12. The electronic device of claim 11, wherein dividing, based on the predetermined division parameter, the plurality of steps into the first set of steps and the second set of steps comprises:
determining, based on the number of the plurality of steps and the predetermined division parameter, a set of warm-up steps in the plurality of steps;
determining the first set of steps based on the set of warm-up steps; and
determining the second set of steps based on a step other than the set of warm-up steps in the plurality of steps.
13. The electronic device of claim 11, wherein the guidance parameter comprises a classifier-free guidance parameter of the diffusion model, the guidance parameter comprises a first guidance parameter and a second guidance parameter for distilling the diffusion model into the target model, and determining the guidance parameter comprises:
setting the first guidance parameter to remain unchanged during the plurality of steps; and
setting the second guidance parameter based on the current step, the first set of steps, and the second set of steps, the second guidance parameter varying with a position of the current step in the plurality of steps.

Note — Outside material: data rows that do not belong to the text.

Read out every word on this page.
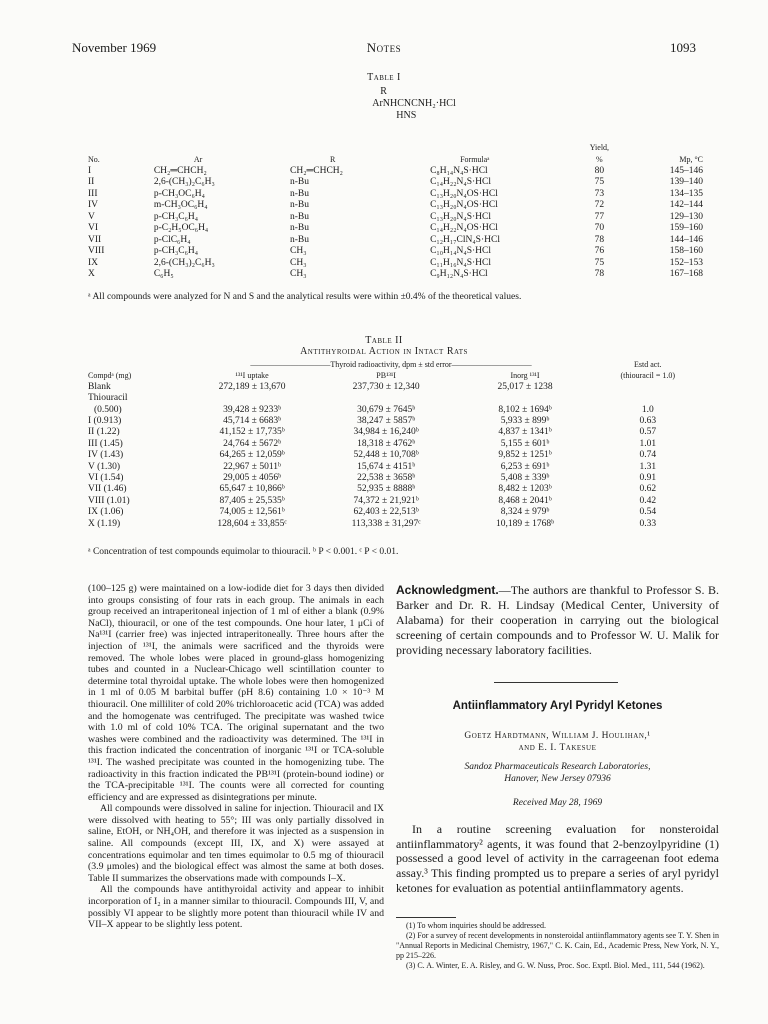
November 1969	Notes	1093
Table I
R
ArNHCNCNH₂·HCl
HNS
				Yield,	
No.	Ar	R	Formulaᵃ	%	Mp, °C
I	CH₂═CHCH₂	CH₂═CHCH₂	C₈H₁₄N₄S·HCl	80	145–146
II	2,6-(CH₃)₂C₆H₃	n-Bu	C₁₄H₂₂N₄S·HCl	75	139–140
III	p-CH₃OC₆H₄	n-Bu	C₁₃H₂₀N₄OS·HCl	73	134–135
IV	m-CH₃OC₆H₄	n-Bu	C₁₃H₂₀N₄OS·HCl	72	142–144
V	p-CH₃C₆H₄	n-Bu	C₁₃H₂₀N₄S·HCl	77	129–130
VI	p-C₂H₅OC₆H₄	n-Bu	C₁₄H₂₂N₄OS·HCl	70	159–160
VII	p-ClC₆H₄	n-Bu	C₁₂H₁₇ClN₄S·HCl	78	144–146
VIII	p-CH₃C₆H₄	CH₃	C₁₀H₁₄N₄S·HCl	76	158–160
IX	2,6-(CH₃)₂C₆H₃	CH₃	C₁₁H₁₆N₄S·HCl	75	152–153
X	C₆H₅	CH₃	C₉H₁₂N₄S·HCl	78	167–168
ᵃ All compounds were analyzed for N and S and the analytical results were within ±0.4% of the theoretical values.
Table II
Antithyroidal Action in Intact Rats
	——————————Thyroid radioactivity, dpm ± std error——————————			Estd act.
Compdᵃ (mg)	¹³¹I uptake	PB¹³¹I	Inorg ¹³¹I	(thiouracil = 1.0)
Blank	272,189 ± 13,670	237,730 ± 12,340	25,017 ± 1238	
Thiouracil				
(0.500)	39,428 ± 9233ᵇ	30,679 ± 7645ᵇ	8,102 ± 1694ᵇ	1.0
I (0.913)	45,714 ± 6683ᵇ	38,247 ± 5857ᵇ	5,933 ± 899ᵇ	0.63
II (1.22)	41,152 ± 17,735ᵇ	34,984 ± 16,240ᵇ	4,837 ± 1341ᵇ	0.57
III (1.45)	24,764 ± 5672ᵇ	18,318 ± 4762ᵇ	5,155 ± 601ᵇ	1.01
IV (1.43)	64,265 ± 12,059ᵇ	52,448 ± 10,708ᵇ	9,852 ± 1251ᵇ	0.74
V (1.30)	22,967 ± 5011ᵇ	15,674 ± 4151ᵇ	6,253 ± 691ᵇ	1.31
VI (1.54)	29,005 ± 4056ᵇ	22,538 ± 3658ᵇ	5,408 ± 339ᵇ	0.91
VII (1.46)	65,647 ± 10,866ᵇ	52,935 ± 8888ᵇ	8,482 ± 1203ᵇ	0.62
VIII (1.01)	87,405 ± 25,535ᵇ	74,372 ± 21,921ᵇ	8,468 ± 2041ᵇ	0.42
IX (1.06)	74,005 ± 12,561ᵇ	62,403 ± 22,513ᵇ	8,324 ± 979ᵇ	0.54
X (1.19)	128,604 ± 33,855ᶜ	113,338 ± 31,297ᶜ	10,189 ± 1768ᵇ	0.33
ᵃ Concentration of test compounds equimolar to thiouracil. ᵇ P < 0.001. ᶜ P < 0.01.

(100–125 g) were maintained on a low-iodide diet for 3 days then divided into groups consisting of four rats in each group. The animals in each group received an intraperitoneal injection of 1 ml of either a blank (0.9% NaCl), thiouracil, or one of the test compounds. One hour later, 1 μCi of Na¹³¹I (carrier free) was injected intraperitoneally. Three hours after the injection of ¹³¹I, the animals were sacrificed and the thyroids were removed. The whole lobes were placed in ground-glass homogenizing tubes and counted in a Nuclear-Chicago well scintillation counter to determine total thyroidal uptake. The whole lobes were then homogenized in 1 ml of 0.05 M barbital buffer (pH 8.6) containing 1.0 × 10⁻³ M thiouracil. One milliliter of cold 20% trichloroacetic acid (TCA) was added and the homogenate was centrifuged. The precipitate was washed twice with 1.0 ml of cold 10% TCA. The original supernatant and the two washes were combined and the radioactivity was determined. The ¹³¹I in this fraction indicated the concentration of inorganic ¹³¹I or TCA-soluble ¹³¹I. The washed precipitate was counted in the homogenizing tube. The radioactivity in this fraction indicated the PB¹³¹I (protein-bound iodine) or the TCA-precipitable ¹³¹I. The counts were all corrected for counting efficiency and are expressed as disintegrations per minute.

All compounds were dissolved in saline for injection. Thiouracil and IX were dissolved with heating to 55°; III was only partially dissolved in saline, EtOH, or NH₄OH, and therefore it was injected as a suspension in saline. All compounds (except III, IX, and X) were assayed at concentrations equimolar and ten times equimolar to 0.5 mg of thiouracil (3.9 μmoles) and the biological effect was almost the same at both doses. Table II summarizes the observations made with compounds I–X.

All the compounds have antithyroidal activity and appear to inhibit incorporation of I₂ in a manner similar to thiouracil. Compounds III, V, and possibly VI appear to be slightly more potent than thiouracil while IV and VII–X appear to be slightly less potent.

Acknowledgment.—The authors are thankful to Professor S. B. Barker and Dr. R. H. Lindsay (Medical Center, University of Alabama) for their cooperation in carrying out the biological screening of certain compounds and to Professor W. U. Malik for providing necessary laboratory facilities.
Antiinflammatory Aryl Pyridyl Ketones
Goetz Hardtmann, William J. Houlihan,¹
and E. I. Takesue
Sandoz Pharmaceuticals Research Laboratories,
Hanover, New Jersey 07936
Received May 28, 1969

In a routine screening evaluation for nonsteroidal antiinflammatory² agents, it was found that 2-benzoylpyridine (1) possessed a good level of activity in the carrageenan foot edema assay.³ This finding prompted us to prepare a series of aryl pyridyl ketones for evaluation as potential antiinflammatory agents.

(1) To whom inquiries should be addressed.

(2) For a survey of recent developments in nonsteroidal antiinflammatory agents see T. Y. Shen in "Annual Reports in Medicinal Chemistry, 1967," C. K. Cain, Ed., Academic Press, New York, N. Y., pp 215–226.

(3) C. A. Winter, E. A. Risley, and G. W. Nuss, Proc. Soc. Exptl. Biol. Med., 111, 544 (1962).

14. The electronic device of claim 13, wherein setting the second guidance parameter comprises: determining the second guidance parameter based on the position of the current step in the plurality of steps, and a predetermined guidance parameter of the diffusion model.
15. The electronic device of claim 14, wherein the acts further comprise:
determining a first hyperparameter and a second hyperparameter based on the number of the plurality of steps and the number of the set of warm-up steps; and
updating the second guidance parameter with the first hyperparameter and the second hyperparameter.
16. The electronic device of claim 14, wherein the predetermined guidance parameter is determined based on a predetermined scale parameter of the diffusion model.
17. The electronic device of claim 13, wherein the first guidance parameter comprises a classifier-free guidance parameter associated with the diffusion model, and the second guidance parameter comprises a classifier-free guidance parameter associated with the target model.
18. The electronic device of claim 11, wherein the target model comprises at least one of the following: a full-volume image generation model, a low-rank adaptation plug-in model of a full-volume image generation model.
19. The electronic device of claim 18, wherein the acts further comprise: updating, in response to determining that the target model is the low-rank adaptation plug-in model, the image generation model with the low-rank adaptation plug-in model.
20. A non-transitory computer-readable storage medium having a computer program stored thereon, the computer program, when executed by a processor, causing the processor to perform acts comprising:
obtaining a diffusion model, wherein the diffusion model is an image generation model and describes an association relationship between a prompt and an image generated based on the prompt;
dividing, based on a predetermined division parameter, a plurality of steps associated with the diffusion model into a first set of steps and a second set of steps;
determining, based on a current step of the diffusion model, the first set of steps, and the second set of steps, a guidance parameter for distilling the diffusion model into a target model, the guidance parameter representing an association relationship between a prompt and an image associated with the diffusion model; and
distilling the diffusion model into the target model based on the guidance parameter.